Bak şu bebelerin güzelliğine…

“Bak şu bebelerin güzelliğine,
“Kaşı destan gözü destan…”

Vatansever Genç Teğmenlerimizin Savunmalarındaki Son Sözleri:

– Teğmen Ebru Eroğlu: “Törenden sonra toplanan silah arkadaşlarının tamamı gibi Mustafa Kemal’in askeri olmakla gurur duyduğumu, zira Mustafa Kemal’in önce sıra arkadaşı sonra da silah arkadaşıyım. İçimdeki Harbiyeli ruhu ölmez, omuzumdan rütbeleri alınacak olsa bile bu ruhun yüreğimde yaşayacağım. Harbiyeli brövem büyük bir onur olarak bende kalacak.”
– Teğmen Talip İzzet Akarsu: “Her daim Ulu Önder Atatürk’ün izinde ve onun ‘bir ordunun kıymeti zabit ve kumandan heyetinin kıymeti ile ölçülür’ sözünden feyz alarak vatana ve millete layık bir subay olmak için çalıştım. Türk istikbalinin evladı olarak şerefle doğdum, şerefle yaşadım, şerefle öleceğim.”
– Teğmen Batuhan Gazi: “Türk Silahlı Kuvvetlerine sadakatle bağlı Atatürkçü şerefli Türk subayıyım. Suç işlemedik. Ancak vatana hizmet etmek için üniformam şart değil. Hakkımda verilecek karar ne olursa olsun vatana hizmet etmekten asla vazgeçmeyeceğimden hiç kimsenin şüphesi olmasın.”
– Teğmen Deniz Demirtaş: “Türk Milletine, Türk Silahlı Kuvvetlerine ve Cumhuriyete layık bir subay olmaktan başka bir gaye gütmedim.

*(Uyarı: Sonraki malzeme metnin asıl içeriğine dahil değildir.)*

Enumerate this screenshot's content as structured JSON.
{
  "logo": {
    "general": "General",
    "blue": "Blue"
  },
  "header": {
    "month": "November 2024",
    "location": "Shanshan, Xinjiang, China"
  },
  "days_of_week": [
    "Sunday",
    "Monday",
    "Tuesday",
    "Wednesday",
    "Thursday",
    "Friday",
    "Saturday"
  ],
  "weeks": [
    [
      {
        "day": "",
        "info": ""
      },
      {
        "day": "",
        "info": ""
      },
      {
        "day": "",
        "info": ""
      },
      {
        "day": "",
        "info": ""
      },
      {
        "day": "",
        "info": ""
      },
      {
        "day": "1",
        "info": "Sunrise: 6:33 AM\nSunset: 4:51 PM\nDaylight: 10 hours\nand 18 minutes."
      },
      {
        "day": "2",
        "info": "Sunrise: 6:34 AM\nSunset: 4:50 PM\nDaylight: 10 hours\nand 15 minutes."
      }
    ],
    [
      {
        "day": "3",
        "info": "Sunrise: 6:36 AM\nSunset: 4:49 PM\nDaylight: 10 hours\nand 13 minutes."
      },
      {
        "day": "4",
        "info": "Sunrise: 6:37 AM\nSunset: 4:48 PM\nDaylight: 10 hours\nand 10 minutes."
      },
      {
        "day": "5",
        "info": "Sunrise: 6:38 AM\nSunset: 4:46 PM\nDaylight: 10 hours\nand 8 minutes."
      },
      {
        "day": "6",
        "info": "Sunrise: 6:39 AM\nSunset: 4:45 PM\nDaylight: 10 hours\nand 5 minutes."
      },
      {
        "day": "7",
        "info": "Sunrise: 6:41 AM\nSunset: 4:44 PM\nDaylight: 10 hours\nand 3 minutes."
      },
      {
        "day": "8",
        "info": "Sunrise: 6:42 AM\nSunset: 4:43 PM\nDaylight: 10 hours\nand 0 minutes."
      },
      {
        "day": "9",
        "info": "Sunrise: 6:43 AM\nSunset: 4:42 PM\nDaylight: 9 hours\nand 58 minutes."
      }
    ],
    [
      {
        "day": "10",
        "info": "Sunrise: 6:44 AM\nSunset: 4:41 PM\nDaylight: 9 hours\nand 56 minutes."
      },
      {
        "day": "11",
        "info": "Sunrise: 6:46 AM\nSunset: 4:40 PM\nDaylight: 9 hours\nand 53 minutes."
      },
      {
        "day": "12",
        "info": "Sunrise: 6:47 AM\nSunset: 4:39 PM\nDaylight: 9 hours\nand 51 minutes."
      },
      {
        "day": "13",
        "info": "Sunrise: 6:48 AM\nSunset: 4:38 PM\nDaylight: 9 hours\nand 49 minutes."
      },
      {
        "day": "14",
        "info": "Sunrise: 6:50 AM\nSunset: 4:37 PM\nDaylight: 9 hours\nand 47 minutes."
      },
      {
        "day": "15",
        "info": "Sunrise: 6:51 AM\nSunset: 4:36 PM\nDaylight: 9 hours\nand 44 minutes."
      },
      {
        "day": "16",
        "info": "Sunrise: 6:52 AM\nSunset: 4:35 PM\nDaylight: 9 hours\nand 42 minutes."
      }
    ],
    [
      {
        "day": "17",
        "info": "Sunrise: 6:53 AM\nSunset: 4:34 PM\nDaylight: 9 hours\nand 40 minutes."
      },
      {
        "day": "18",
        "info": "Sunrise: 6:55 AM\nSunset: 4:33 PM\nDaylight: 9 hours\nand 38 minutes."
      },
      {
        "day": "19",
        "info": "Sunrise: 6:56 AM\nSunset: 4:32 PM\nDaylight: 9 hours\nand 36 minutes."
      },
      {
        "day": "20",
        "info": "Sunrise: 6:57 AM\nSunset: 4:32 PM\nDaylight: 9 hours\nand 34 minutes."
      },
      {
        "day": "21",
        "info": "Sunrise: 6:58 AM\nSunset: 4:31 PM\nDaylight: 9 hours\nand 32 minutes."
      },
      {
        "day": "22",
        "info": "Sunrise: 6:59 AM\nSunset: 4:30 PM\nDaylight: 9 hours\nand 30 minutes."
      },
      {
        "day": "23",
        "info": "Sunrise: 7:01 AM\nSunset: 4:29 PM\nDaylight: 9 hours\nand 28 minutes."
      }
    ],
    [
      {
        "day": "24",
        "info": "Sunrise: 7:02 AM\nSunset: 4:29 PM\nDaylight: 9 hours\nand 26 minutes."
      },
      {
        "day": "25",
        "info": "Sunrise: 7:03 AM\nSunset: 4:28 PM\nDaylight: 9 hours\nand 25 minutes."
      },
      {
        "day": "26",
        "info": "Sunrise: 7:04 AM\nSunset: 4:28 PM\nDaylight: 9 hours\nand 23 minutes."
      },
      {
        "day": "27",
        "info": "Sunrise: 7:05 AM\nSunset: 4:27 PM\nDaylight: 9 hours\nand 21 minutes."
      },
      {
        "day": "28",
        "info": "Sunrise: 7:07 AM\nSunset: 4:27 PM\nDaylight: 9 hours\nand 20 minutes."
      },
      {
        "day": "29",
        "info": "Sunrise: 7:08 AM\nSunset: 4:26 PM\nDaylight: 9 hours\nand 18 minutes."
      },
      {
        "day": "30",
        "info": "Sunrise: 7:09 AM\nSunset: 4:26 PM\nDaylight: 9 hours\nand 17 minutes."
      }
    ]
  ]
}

Yaşadıklarım tarihte vatan uğrunda bedel ödeyen komutanların yaşadıklarının yanında önemsizdir. Kişiler gelip geçici. Baki kalacak olanın Atatürkçülüktür.”
– Teğmen Serhat Gündar: “Harp Okuluna girerken gelecek kaygısı ile bu yola girmedim. ‘Bir ordunun kıymeti zabit ve kumanda heyetinin kıymeti ile ölçülür’ sözünü şiar edindim. Subay olarak mezun olduk. Kaygım, bizi yetiştiren ve bu üniformayı, rütbeyi layık gören Türk Milletine olan hizmet borcumuzu ödeyememe ihtimalidir.”